TÜRK TARİHİNDE BİRDEN FAZLA EŞLE EVLİLİK DURUMU
Tarih boyunca Türkler arasında birden fazla evlilik, yaygın olmamakla beraber yer yer görülen bir husustur. Mesela, Hunlar ’da ilk evlilik kutsal ve tek evlilik hâkim durumda idi.
Ayrıca birden fazla evliliğin bazı nedenleri vardı. Mesela, Hunlarda savaşta ölen kardeşinin yuvasının yıkılmaması, çocuklarının ortada kalmaması için dul kalan karısını kardeşi alabilirdi.
Eğer baba ölmüş ise çocuklar, aynı amaçla babasının kumaları yani üvey anneleriyle evlenebilirlerdi.

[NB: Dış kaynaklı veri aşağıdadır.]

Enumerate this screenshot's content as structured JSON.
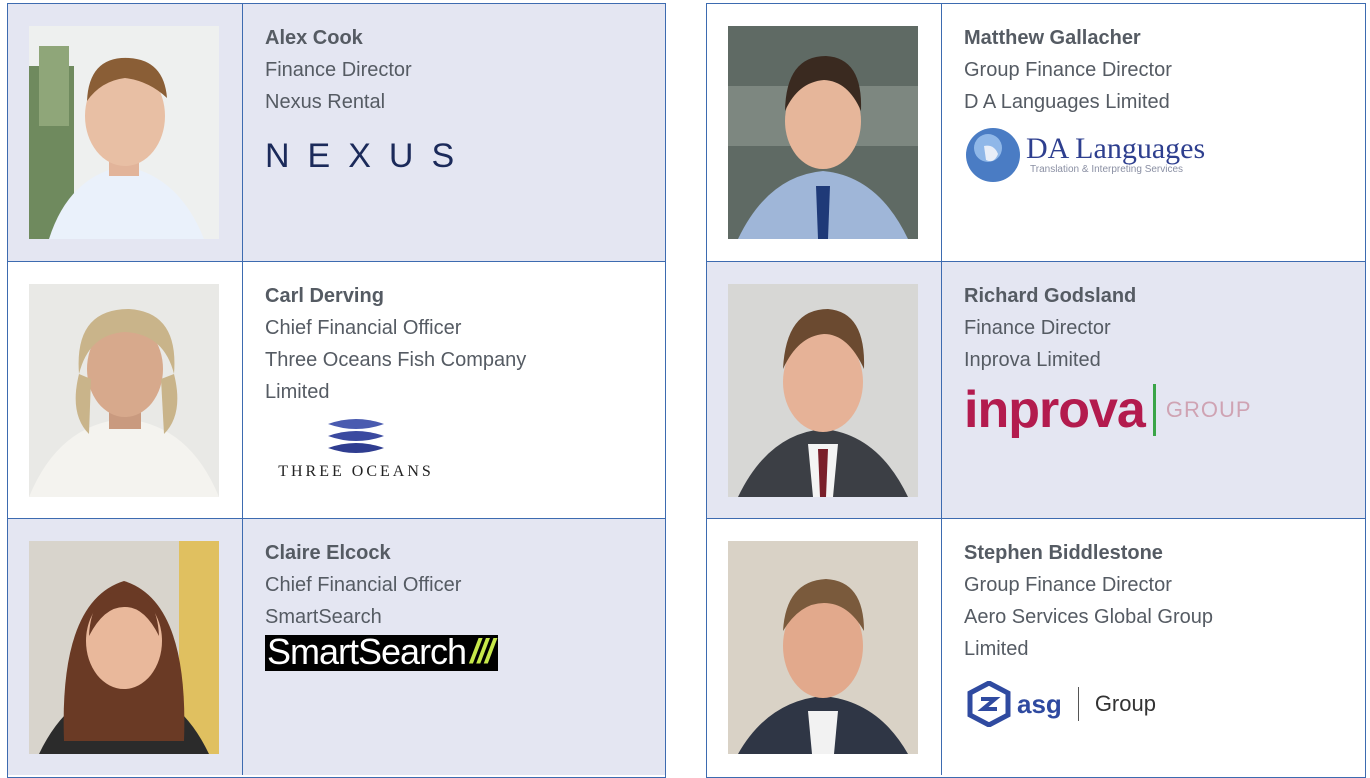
{
  "people": [
    {
      "name": "Alex Cook",
      "title": "Finance Director",
      "company": [
        "Nexus Rental"
      ],
      "logo_text": "NEXUS",
      "photo_icon": "person-photo"
    },
    {
      "name": "Carl Derving",
      "title": "Chief Financial Officer",
      "company": [
        "Three Oceans Fish Company",
        "Limited"
      ],
      "logo_text": "THREE OCEANS",
      "photo_icon": "person-photo"
    },
    {
      "name": "Claire Elcock",
      "title": "Chief Financial Officer",
      "company": [
        "SmartSearch"
      ],
      "logo_text": "SmartSearch",
      "logo_slashes": "///",
      "photo_icon": "person-photo"
    },
    {
      "name": "Matthew Gallacher",
      "title": "Group Finance Director",
      "company": [
        "D A Languages Limited"
      ],
      "logo_text": "DA Languages",
      "logo_subtext": "Translation & Interpreting Services",
      "photo_icon": "person-photo"
    },
    {
      "name": "Richard Godsland",
      "title": "Finance Director",
      "company": [
        "Inprova Limited"
      ],
      "logo_text": "inprova",
      "logo_subtext": "GROUP",
      "photo_icon": "person-photo"
    },
    {
      "name": "Stephen Biddlestone",
      "title": "Group Finance Director",
      "company": [
        "Aero Services Global Group",
        "Limited"
      ],
      "logo_text": "asg",
      "logo_subtext": "Group",
      "photo_icon": "person-photo"
    }
  ],
  "colors": {
    "border": "#3d6bb0",
    "shade": "#e4e6f2",
    "text": "#555b63"
  }
}
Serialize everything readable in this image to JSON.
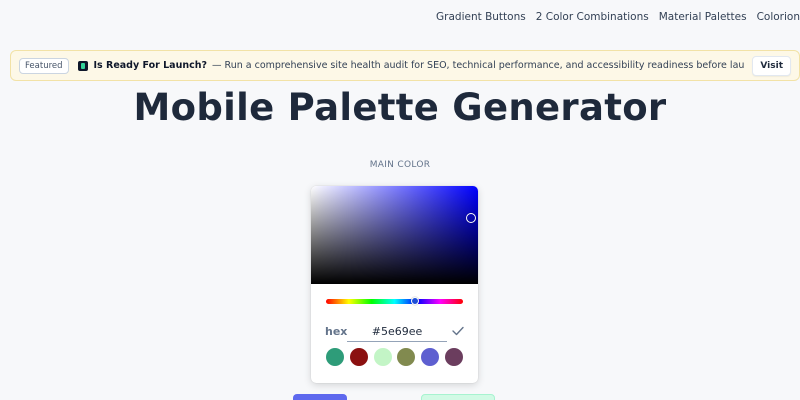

Diğer Türk toplumlarında da varlıklı kimselerin birden fazla kadınla evlenme âdetinin mevcut olduğunu kaynaklar kaydeder. Fakat buradaki durum, diğer toplumlardaki evliliklerden farklıdır. Türkler, kadını çalıştırmak, malına konmak veya fahişelik yaptırıp para kazanmak için evlenmezlerdi. Birden fazla kadınla ancak varlıklı kimseler evlenirdi. Zira evlendikleri kadını ve ondan doğacak çocukları bir aile reisinin bakma zorunluluğu vardı. Bunun için yapılan evlilik hiçbir zaman sorumsuz evlilik olmazdı.
Selçuklularda olsun, Osmanlı Türklerinde olsun, dinen kutsal sayıldığı için nikâha çok önem verilmiştir. Hatta en büyük yeminler nikâh üzerine edilmiş, ettiği yemininde durmayanın karısı boş sayılmıştır. Teaddüd-i zevcat olmasına rağmen şartları kusursuz yerine getirmeme endişesi ile uygulamaktan kaçınılmıştır.
Ayrıca Türkler arasında Müslüman bir erkeğin veya kadının başka biri ile nikâhsız yaşaması söz konusu değildi. Zira her vesileyle zina ve piç kıyamet alâmetleri olarak gösterilmiş ve bu yüzden zina ve piç korkusu, inşamızı evlilik konusunda çok dikkatli olmaya mecbur kılmıştır.